I’m modeling 15000 tweets for sentiment prediction using a single layer LSTM with 128 hidden units using a word2vec-like representation with 80 dimensions. I get a descent accuracy (38% with random = 20%) after 1 epoch. More training makes the validation accuracy start declining as the training accuracy starts climbing – a clear sign of overfitting.
I’m therefore thinking of ways to do regularization. I’d prefer not to reduce the number of hidden units (128 seems a bit low already). I currently use dropout with a probability 50%, but this could perhaps be increased. The optimizer is Adam with the default parameters for Keras (http://keras.io/optimizers/#adam).
What are some effective ways of reducing overfitting for this model on my dataset?
You could try:
- Reduce the number of hidden units, I know you said it already seems low, but given that the input layer only has 80 features, it actually can be that 128 is too much.

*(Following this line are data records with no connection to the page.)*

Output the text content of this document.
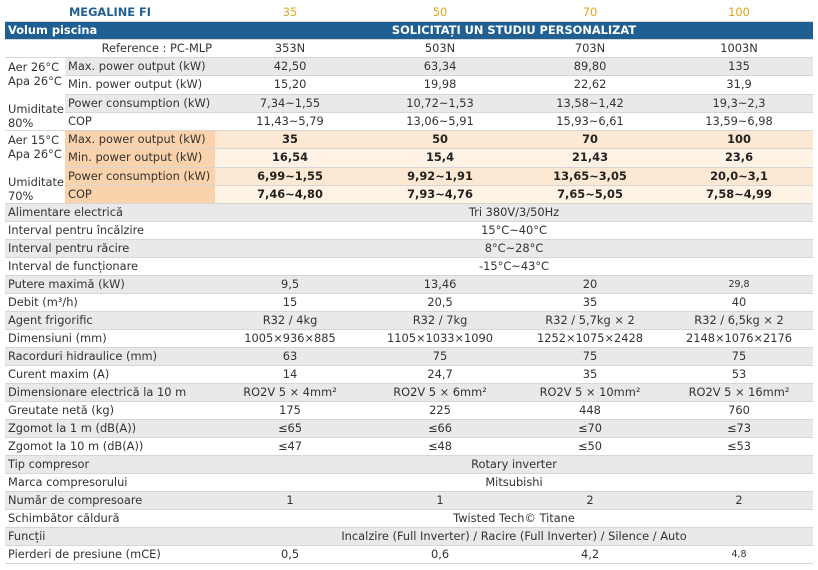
MEGALINE FI		35	50	70	100
Volum piscina		SOLICITAȚI UN STUDIU PERSONALIZAT			
Reference : PC-MLP		353N	503N	703N	1003N

Aer 26°C
Apa 26°C

Umiditate
80%	Max. power output (kW)	42,50	63,34	89,80	135
	Min. power output (kW)	15,20	19,98	22,62	31,9
	Power consumption (kW)	7,34~1,55	10,72~1,53	13,58~1,42	19,3~2,3
	COP	11,43~5,79	13,06~5,91	15,93~6,61	13,59~6,98

Aer 15°C
Apa 26°C

Umiditate
70%	Max. power output (kW)	35	50	70	100
	Min. power output (kW)	16,54	15,4	21,43	23,6
	Power consumption (kW)	6,99~1,55	9,92~1,91	13,65~3,05	20,0~3,1
	COP	7,46~4,80	7,93~4,76	7,65~5,05	7,58~4,99
Alimentare electrică		Tri 380V/3/50Hz			
Interval pentru încălzire		15°C~40°C			
Interval pentru răcire		8°C~28°C			
Interval de funcționare		-15°C~43°C			
Putere maximă (kW)		9,5	13,46	20	29,8
Debit (m³/h)		15	20,5	35	40
Agent frigorific		R32 / 4kg	R32 / 7kg	R32 / 5,7kg × 2	R32 / 6,5kg × 2
Dimensiuni (mm)		1005×936×885	1105×1033×1090	1252×1075×2428	2148×1076×2176
Racorduri hidraulice (mm)		63	75	75	75
Curent maxim (A)		14	24,7	35	53
Dimensionare electrică la 10 m		RO2V 5 × 4mm²	RO2V 5 × 6mm²	RO2V 5 × 10mm²	RO2V 5 × 16mm²
Greutate netă (kg)		175	225	448	760
Zgomot la 1 m (dB(A))		≤65	≤66	≤70	≤73
Zgomot la 10 m (dB(A))		≤47	≤48	≤50	≤53
Tip compresor		Rotary inverter			
Marca compresorului		Mitsubishi			
Număr de compresoare		1	1	2	2
Schimbător căldură		Twisted Tech© Titane			
Funcții		Incalzire (Full Inverter) / Racire (Full Inverter) / Silence / Auto			
Pierderi de presiune (mCE)		0,5	0,6	4,2	4,8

A rule of thumb is to have the number of hidden units be in-between the number of input units (80) and output classes (5);
- Alternatively, you could increase the dimension of the input representation space to be more than 80 (however this may overfit as well if the representation is already too narrow for any given word).
A good way to fit a network is too begin with an overfitting network and then reduce capacity (hidden units and embedding space) until it no longer overfits.